Centerplate CEO Desmond Hague was captured on video abusing a dog in an elevator. The video is pretty disturbing, so I don’t blame anyone who’d rather not watch this guy kick a puppy and yank it around by its leash. I wish I would’ve just read about the story and not pressed play, personally.
In the aftermath of the incident, fans have called for teams that use Centerplate to cater their events — a long list of teams that includes the Giants and the 49ers — to dump the Connecticut-based catering company.
Fair or not, with the opening of Levi’s Stadium and the extra attention garnered by the food (and delivery) options, the 49ers seem to be getting the lion’s share of the local backlash — anecdotally speaking, anyway. Fortune wrote a long story about how Hague’s actions could jeopardize the company he’s been running since 2009, which included a response from the 49ers.
For now, Hague remains CEO of Centerplate, and no clients have yet ended their contracts. The 49ers, in a statement sent to Fortune, said that the organization, “condemns the abuse of animals and was disturbed to learn of the recent news regarding Des Hague. We believe his actions are not reflective of the efforts and service provided by the hundreds of Centerplate employees working to present our fans with a tremendous experience at Levi’s Stadium.” (Levi Strauss deferred comment to the 49ers.)
In other words, the 49ers aren’t going to break their contract with Centerplate because of this. They might hold out hope that the company will remove Hague from his post, or that he’ll step down. But unless this becomes a financial disaster due to a large number of fans keeping their wallets in their pockets after entering the stadium, nothing is going to change.
It’ll be interesting to see if a boycott movement takes hold at either venue. Nothing of the sort happened last year at AT&T Park, when UNITE HERE Local 2 workers went on strike after several years without a raise. The union and Centerplate recently agreed to a new contract through 2019 that provided raises and back pay.
Hague also released a statement: “I am ashamed and deeply embarrassed… a minor frustration with a friend’s pet caused me to lose control of my emotional response… I would like to extend my apology to my family, company and clients, as I understand that this has also reflected negatively on them.”

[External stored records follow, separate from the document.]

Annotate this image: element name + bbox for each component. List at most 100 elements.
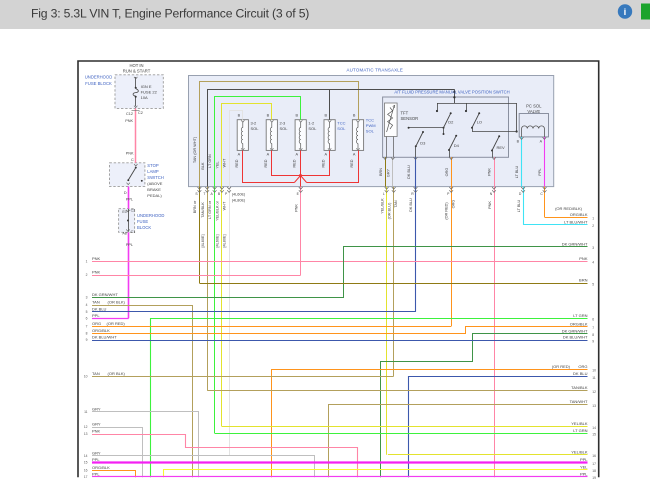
svg-text:5: 5	[592, 282, 594, 286]
svg-text:(OR RED): (OR RED)	[107, 321, 126, 326]
svg-text:16: 16	[84, 468, 88, 472]
svg-text:SOL: SOL	[366, 129, 375, 134]
svg-text:PC SOL: PC SOL	[526, 103, 542, 108]
svg-text:(4L60E): (4L60E)	[232, 192, 246, 196]
svg-text:WHT: WHT	[223, 201, 227, 210]
svg-text:DK BLU/WHT: DK BLU/WHT	[92, 335, 117, 340]
svg-text:11: 11	[84, 410, 88, 414]
svg-text:5: 5	[86, 310, 88, 314]
svg-text:ORG/BLK: ORG/BLK	[92, 328, 110, 333]
svg-text:ORG: ORG	[92, 321, 101, 326]
svg-text:(OR BLK): (OR BLK)	[108, 300, 126, 305]
svg-text:STOP: STOP	[147, 163, 159, 168]
svg-text:IGN E: IGN E	[141, 84, 152, 89]
svg-text:FUSE BLOCK: FUSE BLOCK	[85, 81, 112, 86]
svg-text:ORG/BLK: ORG/BLK	[92, 465, 110, 470]
svg-text:PNK: PNK	[92, 429, 101, 434]
svg-text:10: 10	[592, 369, 596, 373]
svg-text:BLOCK: BLOCK	[137, 225, 151, 230]
svg-text:10: 10	[84, 374, 88, 378]
svg-text:ORG/BLK: ORG/BLK	[570, 321, 588, 326]
svg-text:SOL: SOL	[308, 126, 317, 131]
svg-text:PNK: PNK	[488, 168, 492, 176]
svg-text:A: A	[296, 153, 299, 157]
svg-text:D: D	[124, 191, 127, 195]
svg-text:SWITCH: SWITCH	[147, 175, 164, 180]
svg-text:8: 8	[592, 333, 594, 337]
svg-text:PNK: PNK	[126, 152, 134, 156]
svg-text:DK BLU: DK BLU	[409, 198, 413, 212]
svg-text:14: 14	[592, 426, 596, 430]
svg-text:RUN & START: RUN & START	[123, 69, 151, 74]
svg-text:DK GRN/WHT: DK GRN/WHT	[562, 328, 588, 333]
svg-text:SOL: SOL	[337, 126, 346, 131]
svg-text:UNDERHOOD: UNDERHOOD	[85, 75, 112, 80]
svg-text:A: A	[353, 153, 356, 157]
svg-text:A8: A8	[122, 232, 126, 236]
svg-text:LT GRN: LT GRN	[573, 313, 587, 318]
svg-text:REV: REV	[497, 145, 506, 150]
svg-text:DK BLU/WHT: DK BLU/WHT	[563, 335, 588, 340]
svg-text:DK GRN/WHT: DK GRN/WHT	[92, 292, 118, 297]
svg-text:3: 3	[592, 246, 594, 250]
svg-text:RED: RED	[264, 159, 268, 167]
svg-text:1: 1	[86, 259, 88, 263]
svg-text:(4L80E): (4L80E)	[232, 199, 246, 203]
svg-text:C12: C12	[126, 112, 133, 116]
svg-text:PPL: PPL	[580, 472, 588, 477]
svg-text:C: C	[131, 158, 134, 162]
svg-text:13: 13	[84, 432, 88, 436]
svg-text:PNK: PNK	[294, 204, 298, 212]
svg-text:BRN: BRN	[579, 278, 588, 283]
svg-text:i: i	[624, 7, 627, 18]
svg-text:13: 13	[592, 404, 596, 408]
svg-text:16: 16	[592, 454, 596, 458]
svg-text:11: 11	[592, 376, 596, 380]
svg-text:(ABOVE: (ABOVE	[147, 181, 162, 186]
svg-text:BRN or: BRN or	[193, 200, 197, 213]
svg-text:PPL: PPL	[92, 313, 100, 318]
svg-text:17: 17	[84, 475, 88, 479]
svg-text:SOL: SOL	[251, 126, 260, 131]
svg-text:BRAKE: BRAKE	[147, 187, 161, 192]
svg-text:SENSOR: SENSOR	[401, 116, 419, 121]
svg-text:FUSE: FUSE	[137, 219, 148, 224]
svg-text:D4: D4	[454, 143, 460, 148]
svg-text:BRN: BRN	[379, 168, 383, 176]
svg-text:C2: C2	[138, 111, 143, 115]
svg-text:PNK: PNK	[92, 256, 101, 261]
svg-text:LAMP: LAMP	[147, 169, 159, 174]
svg-text:SOL: SOL	[280, 126, 289, 131]
svg-text:D3: D3	[420, 140, 426, 145]
svg-text:PPL: PPL	[126, 197, 133, 201]
svg-text:PPL: PPL	[92, 472, 100, 477]
svg-text:LT BLU: LT BLU	[517, 199, 521, 212]
svg-text:15: 15	[592, 433, 596, 437]
svg-text:19: 19	[592, 476, 596, 480]
svg-text:WHT: WHT	[223, 158, 227, 167]
svg-text:L: L	[383, 192, 385, 196]
svg-text:17: 17	[592, 462, 596, 466]
svg-text:8: 8	[86, 332, 88, 336]
svg-text:T: T	[203, 192, 205, 196]
svg-text:AUTOMATIC TRANSAXLE: AUTOMATIC TRANSAXLE	[347, 67, 404, 72]
svg-text:2: 2	[86, 273, 88, 277]
svg-text:7: 7	[592, 326, 594, 330]
svg-text:LT GRN: LT GRN	[573, 428, 587, 433]
svg-text:14: 14	[84, 454, 88, 458]
svg-text:3: 3	[86, 296, 88, 300]
svg-text:18: 18	[592, 469, 596, 473]
svg-text:C2: C2	[131, 208, 136, 212]
svg-text:VALVE: VALVE	[527, 109, 540, 114]
svg-text:UNDERHOOD: UNDERHOOD	[137, 213, 164, 218]
svg-text:E0: E0	[122, 210, 126, 214]
svg-text:12: 12	[592, 390, 596, 394]
svg-text:ORG: ORG	[452, 200, 456, 209]
svg-text:TAN (OR WHT): TAN (OR WHT)	[193, 136, 197, 163]
svg-text:9: 9	[86, 338, 88, 342]
svg-text:10A: 10A	[141, 95, 148, 100]
svg-text:LT GRN or: LT GRN or	[208, 200, 212, 219]
svg-text:RED: RED	[293, 159, 297, 167]
svg-text:DK BLU: DK BLU	[407, 165, 411, 179]
svg-text:2: 2	[592, 224, 594, 228]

Update (6:50 pm): Centerplate’s PR firm, Kwittken, emailed me the following statement from Centerplate that was released Tuesday evening:
We are aware of the incident involving Centerplate CEO Des Hague and the attention surrounding it. The company has now gathered all of the current facts from local authorities and is in the process of conducting an internal review. Centerplate does not condone the mistreatment of animals by any of its employees. Mr. Hague has agreed to attend counseling to address his anger management issues and has publicly expressed he is deeply ashamed and remorseful for his behavior. He has apologized to everyone directly involved as well as to the company’s clients and employees, and has pledged a significant, personal, multi-year financial commitment to help support the protection and safety of animals. There will be a public statement as soon as Centerplate completes its review.